Activate Medicaid Before Release
Federal law has historically prohibited Medicaid from covering healthcare for incarcerated individuals. This means that people leaving prison, many of whom have chronic conditions, mental illness, or substance use disorders, face a gap in coverage right when continuity matters most. Section 1115 waivers now allow states to begin Medicaid-funded services before someone is released, bridging that gap.
As of 2025, 18 states have approved reentry demonstrations: Arizona, California, Colorado, Hawaii, Illinois, Kentucky, Maryland, Massachusetts, Montana, New Hampshire, New Mexico, North Carolina, Oregon, Pennsylvania, Utah, Vermont, Washington, and West Virginia. These programs vary in scope, but most focus on behavioral health treatment, substance use disorder care, and pre-release planning. For states that haven’t yet applied, these waivers represent one of the most practical tools available to prevent the revolving door of release, relapse, and reincarceration.
Current best practice recommends providing at least a 7-day supply of prescribed medications at release, or a prescription that can be filled immediately in the community. This minimum supply is meant to cover the period before a person can establish care with an outside provider.
Prepare for an Aging Prison Population
The number of older adults in prison has grown steadily for decades, driven by longer sentences and mandatory minimums. People in prison age physiologically faster than the general population, so health needs that typically emerge in someone’s 60s or 70s often appear in incarcerated people in their 50s. This creates demand for services that most prisons were never designed to provide.
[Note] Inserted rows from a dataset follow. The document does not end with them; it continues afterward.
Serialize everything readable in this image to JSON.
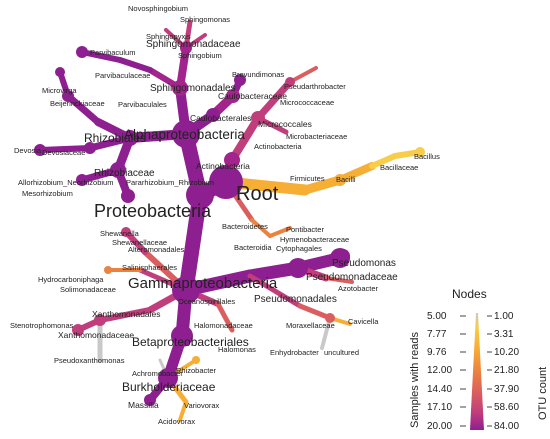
{
  "colors": {
    "c1": "#8e1f90",
    "c2": "#a3248c",
    "c3": "#c13e7c",
    "c4": "#da5e5f",
    "c5": "#ec8240",
    "c6": "#f6ae35",
    "c7": "#f8cd4a",
    "grey": "#c9c9c9"
  },
  "labels": {
    "novosphingobium": "Novosphingobium",
    "sphingomonas": "Sphingomonas",
    "sphingomonadaceae": "Sphingomonadaceae",
    "parvibaculum": "Parvibaculum",
    "sphingopyxis": "Sphingopyxis",
    "sphingobium": "Sphingobium",
    "parvibaculaceae": "Parvibaculaceae",
    "sphingomonadales": "Sphingomonadales",
    "brevundimonas": "Brevundimonas",
    "pseudarthrobacter": "Pseudarthrobacter",
    "caulobacteraceae": "Caulobacteraceae",
    "microvirga": "Microvirga",
    "beijerinckiaceae": "Beijerinckiaceae",
    "parvibaculales": "Parvibaculales",
    "caulobacterales": "Caulobacterales",
    "micrococcaceae": "Micrococcaceae",
    "micrococcales": "Micrococcales",
    "microbacteriaceae": "Microbacteriaceae",
    "rhizobiales": "Rhizobiales",
    "alphaproteobacteria": "Alphaproteobacteria",
    "actinobacteria_class": "Actinobacteria",
    "devosia": "Devosia",
    "devosiaceae": "Devosiaceae",
    "actinobacteria_phylum": "Actinobacteria",
    "bacillus": "Bacillus",
    "bacillaceae": "Bacillaceae",
    "rhizobiaceae": "Rhizobiaceae",
    "firmicutes": "Firmicutes",
    "bacilli": "Bacilli",
    "allorhizobium": "Allorhizobium_Neorhizobium",
    "pararhizobium": "Pararhizobium_Rhizobium",
    "mesorhizobium": "Mesorhizobium",
    "root": "Root",
    "proteobacteria": "Proteobacteria",
    "bacteroidetes": "Bacteroidetes",
    "shewanella": "Shewanella",
    "pontibacter": "Pontibacter",
    "shewanellaceae": "Shewanellaceae",
    "hymenobacteraceae": "Hymenobacteraceae",
    "alteromonadales": "Alteromonadales",
    "bacteroidia": "Bacteroidia",
    "cytophagales": "Cytophagales",
    "pseudomonas": "Pseudomonas",
    "salinisphaerales": "Salinisphaerales",
    "hydrocarboniphaga": "Hydrocarboniphaga",
    "pseudomonadaceae": "Pseudomonadaceae",
    "solimonadaceae": "Solimonadaceae",
    "gammaproteobacteria": "Gammaproteobacteria",
    "azotobacter": "Azotobacter",
    "pseudomonadales": "Pseudomonadales",
    "oceanospirillales": "Oceanospirillales",
    "xanthomonadales": "Xanthomonadales",
    "halomonadaceae": "Halomonadaceae",
    "stenotrophomonas": "Stenotrophomonas",
    "moraxellaceae": "Moraxellaceae",
    "cavicella": "Cavicella",
    "xanthomonadaceae": "Xanthomonadaceae",
    "betaproteobacteriales": "Betaproteobacteriales",
    "halomonas": "Halomonas",
    "enhydrobacter": "Enhydrobacter",
    "uncultured": "uncultured",
    "pseudoxanthomonas": "Pseudoxanthomonas",
    "rhizobacter": "Rhizobacter",
    "achromobacter": "Achromobacter",
    "burkholderiaceae": "Burkholderiaceae",
    "massilia": "Massilia",
    "variovorax": "Variovorax",
    "acidovorax": "Acidovorax"
  },
  "legend": {
    "title": "Nodes",
    "left_axis_label": "Samples with reads",
    "right_axis_label": "OTU count",
    "left_ticks": [
      "5.00",
      "7.77",
      "9.76",
      "12.00",
      "14.40",
      "17.10",
      "20.00"
    ],
    "right_ticks": [
      "1.00",
      "3.31",
      "10.20",
      "21.80",
      "37.90",
      "58.60",
      "84.00"
    ]
  }
}
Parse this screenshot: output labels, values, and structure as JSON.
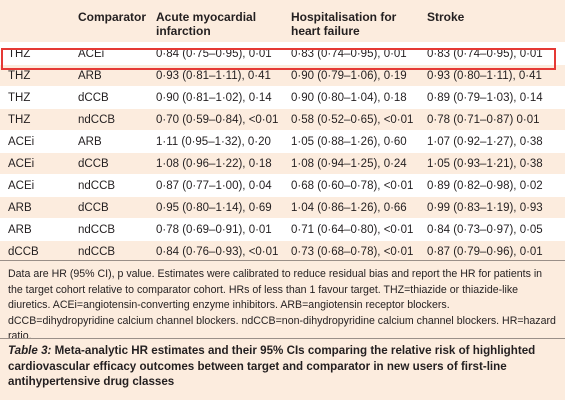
{
  "table": {
    "headers": [
      "",
      "Comparator",
      "Acute myocardial infarction",
      "Hospitalisation for heart failure",
      "Stroke"
    ],
    "rows": [
      [
        "THZ",
        "ACEi",
        "0·84 (0·75–0·95), 0·01",
        "0·83 (0·74–0·95), 0·01",
        "0·83 (0·74–0·95), 0·01"
      ],
      [
        "THZ",
        "ARB",
        "0·93 (0·81–1·11), 0·41",
        "0·90 (0·79–1·06), 0·19",
        "0·93 (0·80–1·11), 0·41"
      ],
      [
        "THZ",
        "dCCB",
        "0·90 (0·81–1·02), 0·14",
        "0·90 (0·80–1·04), 0·18",
        "0·89 (0·79–1·03), 0·14"
      ],
      [
        "THZ",
        "ndCCB",
        "0·70 (0·59–0·84), <0·01",
        "0·58 (0·52–0·65), <0·01",
        "0·78 (0·71–0·87) 0·01"
      ],
      [
        "ACEi",
        "ARB",
        "1·11 (0·95–1·32), 0·20",
        "1·05 (0·88–1·26), 0·60",
        "1·07 (0·92–1·27), 0·38"
      ],
      [
        "ACEi",
        "dCCB",
        "1·08 (0·96–1·22), 0·18",
        "1·08 (0·94–1·25), 0·24",
        "1·05 (0·93–1·21), 0·38"
      ],
      [
        "ACEi",
        "ndCCB",
        "0·87 (0·77–1·00), 0·04",
        "0·68 (0·60–0·78), <0·01",
        "0·89 (0·82–0·98), 0·02"
      ],
      [
        "ARB",
        "dCCB",
        "0·95 (0·80–1·14), 0·69",
        "1·04 (0·86–1·26), 0·66",
        "0·99 (0·83–1·19), 0·93"
      ],
      [
        "ARB",
        "ndCCB",
        "0·78 (0·69–0·91), 0·01",
        "0·71 (0·64–0·80), <0·01",
        "0·84 (0·73–0·97), 0·05"
      ],
      [
        "dCCB",
        "ndCCB",
        "0·84 (0·76–0·93), <0·01",
        "0·73 (0·68–0·78), <0·01",
        "0·87 (0·79–0·96), 0·01"
      ]
    ],
    "highlighted_row": 0
  },
  "footnote": "Data are HR (95% CI), p value. Estimates were calibrated to reduce residual bias and report the HR for patients in the target cohort relative to comparator cohort. HRs of less than 1 favour target. THZ=thiazide or thiazide-like diuretics. ACEi=angiotensin-converting enzyme inhibitors. ARB=angiotensin receptor blockers. dCCB=dihydropyridine calcium channel blockers. ndCCB=non-dihydropyridine calcium channel blockers. HR=hazard ratio.",
  "caption": {
    "label": "Table 3:",
    "text": " Meta-analytic HR estimates and their 95% CIs comparing the relative risk of highlighted cardiovascular efficacy outcomes between target and comparator in new users of first-line antihypertensive drug classes"
  },
  "colors": {
    "background": "#fcecde",
    "row_alt": "#ffffff",
    "highlight_border": "#e53935"
  }
}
Facilities need to plan for a full continuum of care: independent living, assisted living, and 24-hour nursing. New construction should incorporate age-friendly design, including low beds and toilets, wide doorways that accommodate wheelchairs and walkers, and housing located close to dining and medical areas. Functional screening should happen at intake for all ages and annually for anyone 55 or older, covering mobility, vision, hearing, and cognitive function. Correctional officers need training to recognize common age-related conditions like falls, incontinence, hearing loss, and dementia, and to understand how these conditions affect a person’s ability to comply with facility rules. Without these adaptations, facilities will increasingly face emergencies and lawsuits they could have prevented with planning.